After in depth investigation, we were able to isolate the problem to the internet connectivity in our North American sending node data center. This sending node provides much of the processing required to personalize and dispatch email and SMS sends.
In the data center we have 2 internet circuits from separate internet transit suppliers to provide redundancy in the event of a failure on one of the connections. These are configured in an active/active way for maximum throughput and resilience in an event of a failure. In addition, we have multiple connections to Microsoft Azure for enhanced resilience.
We carried out tests and found both connections were experiencing issues trying to communicate with core internet services and our cloud infrastructure in Microsoft Azure.
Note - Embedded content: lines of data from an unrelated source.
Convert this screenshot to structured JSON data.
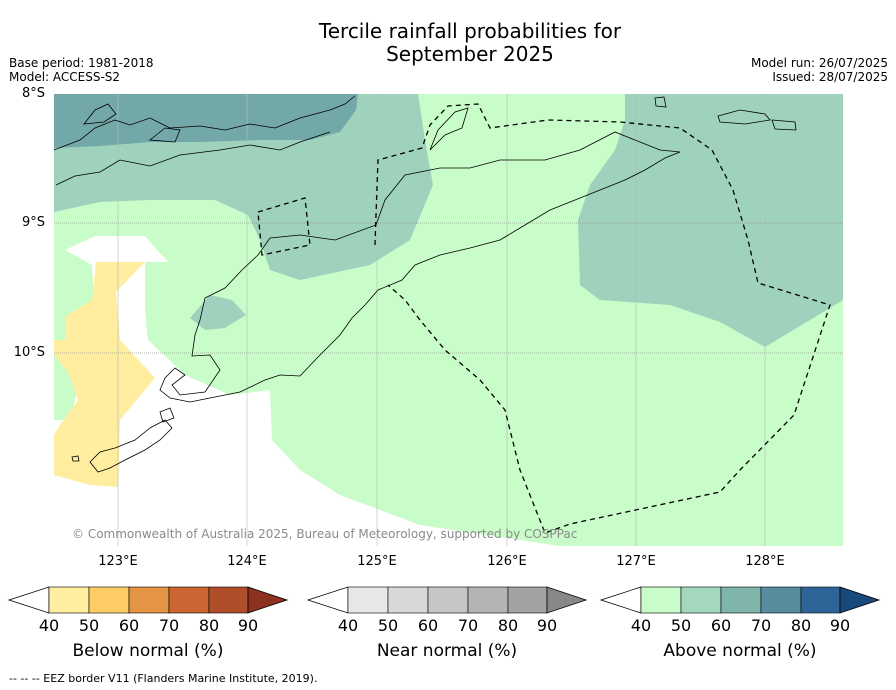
{
  "title_line1": "Tercile rainfall probabilities for",
  "title_line2": "September 2025",
  "base_period": "Base period: 1981-2018",
  "model": "Model: ACCESS-S2",
  "model_run": "Model run: 26/07/2025",
  "issued": "Issued: 28/07/2025",
  "lat_labels": [
    "8°S",
    "9°S",
    "10°S"
  ],
  "lon_labels": [
    "123°E",
    "124°E",
    "125°E",
    "126°E",
    "127°E",
    "128°E"
  ],
  "copyright": "© Commonwealth of Australia 2025, Bureau of Meteorology, supported by COSPPac",
  "colorbars": [
    {
      "label": "Below normal (%)",
      "ticks": [
        "40",
        "50",
        "60",
        "70",
        "80",
        "90"
      ],
      "colors": [
        "#ffffff",
        "#ffeda0",
        "#fecb64",
        "#e39545",
        "#cb6534",
        "#b04e2a",
        "#8c3020"
      ]
    },
    {
      "label": "Near normal (%)",
      "ticks": [
        "40",
        "50",
        "60",
        "70",
        "80",
        "90"
      ],
      "colors": [
        "#ffffff",
        "#e7e7e7",
        "#d8d8d8",
        "#c6c6c6",
        "#b4b4b4",
        "#a2a2a2",
        "#888888"
      ]
    },
    {
      "label": "Above normal (%)",
      "ticks": [
        "40",
        "50",
        "60",
        "70",
        "80",
        "90"
      ],
      "colors": [
        "#ffffff",
        "#c8fcc8",
        "#a3d8bd",
        "#80b5ac",
        "#578d9e",
        "#2d6599",
        "#19497a"
      ]
    }
  ],
  "footnote": "-- -- -- EEZ border V11 (Flanders Marine Institute, 2019).",
  "map_colors": {
    "above_40_50": "#c8fcc8",
    "above_50_60": "#9ed2bc",
    "above_60_70": "#73a8a8",
    "below_40_50": "#ffeda0",
    "ocean_white": "#ffffff"
  }
}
In addition, we discovered there were some physical cabling issues in the data center that may have been impacting the performance of one of our internet connections.
Here’s a timeline for our mitigation steps (times shown in UTC):
- 16:35 - We carried out tests and found we were experiencing intermittent connectivity issues in our North American data center. This was causing services to generate multiple errors while not being able to access key resources required for personalization and dispatch
- 16:45 - We stopped sending services
- 16:50 - We contacted the data center and our Internet transit providers to initiate support and alert them to the issues
- 17:20 - We were notified by one of our Internet transit providers they were currently investigating a possible interruption which may be impacting our service
- 17:40 - We restarted our gateway connectivity to Microsoft Azure
- 17:55 - We discovered there were potential cabling issues with one of our transit circuits
- 18:00 - We carried out further tests on both internet connections and found that one of our connections was experiencing intermittently issues whilst the other was experiencing increased latency over our gateway to Microsoft Azure.
- 18:30 - We fixed the cabling issues and re-seated the connectors for our internet circuit
- 18:41 - We restarted our gateway to Microsoft Azure a second time
- 18:50 - We brought all circuits back online and found that both connections were now stable
- 19:10 - We resumed sending services and continued to monitor the service
- 19:40 - We were confident the connectivity was stable and updated our customers through our status page and support ticket.
- Make adjustments to our monitoring in order to receive alerts earlier which will enable us to react quicker if we ever have a similar issue in the future
- Engage with network carriers to look at the cleaning their circuits in the data center
- Continue our discussions with our 3rd party providers and analyze further log data. We’ll update this RCA if more information is found on a specific root cause.